Une dizaine de groupes, principalement des djihadistes sunnites, sont actifs dans la région. Al-Qaida et l'État islamique d'Irak arrivent en tête. Mais, depuis quelques mois, l'Armée des adeptes de Naqchabandiya multiplie les attentats. Dirigée par d'anciens fidèles de Saddam Hussein, elle recrute des nostalgiques de l'ère baasiste, principalement des Arabes sunnites, mais aussi des Turkmènes et des Kurdes. «Nous nous sommes aperçus que cette fraction commettait de nombreuses attaques que l'on attribuait à d'autres», explique le général Sarhad Kadr. Elle est notamment spécialisée dans les bombes le long des routes, comme celles qui ont visé les deux convois la veille. Sur les quinze ouvriers arrêtés, trois font partie de l'Armée des adeptes de Naqchabandiya. L'un d'eux, tout just;e sorti de l'adolescence, fait nerveusement craquer ses doigts. «On a ton nom, Saïd Ibrahim, tu devrais être en prison. Qu'est-ce que tu fais ici ?», l'interroge le chef de la police. Il avait été arrêté en janvier. Son ordinateur était bourré d'informations sur cette organisation rebelle. Mais, à Kirkouk, la lutte antiterroriste doit aussi compter avec la compromission de la justice et des forces de l'ordre. Selon un rapport de la Commission pour l'intégrité publique, il s'agit de la ville d'Irak où la corruption de fonctionnaires est la plus répandue.
À midi, les militaires grimpent dans les pick-up, satisfaits de leur tableau de chasse. La zone industrielle n'hébergeait aucun atelier de fabrication de bombes. L'après-midi, une maison est partie en fumée en plein centre de Kirkouk, tuant huit habitants. Une voiture piégée stationnait dans le garage. À la fin de la semaine dernière, cinq militaires ont péri dans une attaque et la famille d'un policier a été massacrée.

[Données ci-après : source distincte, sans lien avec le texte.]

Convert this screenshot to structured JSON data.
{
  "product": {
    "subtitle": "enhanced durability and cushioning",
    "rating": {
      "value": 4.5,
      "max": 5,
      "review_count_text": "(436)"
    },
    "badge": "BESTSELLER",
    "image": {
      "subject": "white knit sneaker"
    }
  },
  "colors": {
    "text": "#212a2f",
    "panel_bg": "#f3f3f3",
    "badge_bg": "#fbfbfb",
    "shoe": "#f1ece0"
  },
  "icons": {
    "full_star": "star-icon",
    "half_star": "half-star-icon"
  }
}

«Repousser le recensement en prétextant des problèmes de sécurité est un grand mensonge, c'est parce que Bagdad sait bien que les Kurdes sont majoritaires à Kirkouk», assure Hiwa Mohamed. Ce commerçant a été blessé le 30 juin lors de l'explosion d'une voiture piégée, qui a tué 27 personnes à dix mètres de son étal : «Les attentats sont organisés pour empêcher le rattachement de Kirkouk au Kurdistan.» Quelques rues plus loin, un épicier arabe se félicite du décret du gouvernement irakien, publié le 3 septembre, renvoyant à octobre 2010 l'organisation du comptage démographique. «Après le recensement, il y aura le référendum (sur le statut final de Kirkouk) et les Kurdes se vengeront sur nous», redoute-t-il.
Des milliers d'Arabes ont été installés dans la province par Saddam Hussein afin d'affaiblir numériquement la majorité kurde. Kirkouk compte aussi des minorités turkmènes et chrétiennes. Mais le Kurdistan autonome revendique la «Jérusalem des Kurdes», dont les sous-sols sont gorgés de pétrole et de gaz.
Début septembre, le président de la région kurde, Massoud Barzani, a de nouveau écarté toute «concession». Au cours de la visite à Erbil du représentant spécial des Nations unies en Irak, Ad Melkert, il a réclamé l'application de l'article 140 de la Constitution irakienne, qui prévoit la tenue du recensement et du référendum, estimant que ce processus constituait «la clé de la solution».
Les élections générales irakiennes, prévues en janvier 2010, font craindre une augmentation de la violence à Kirkouk.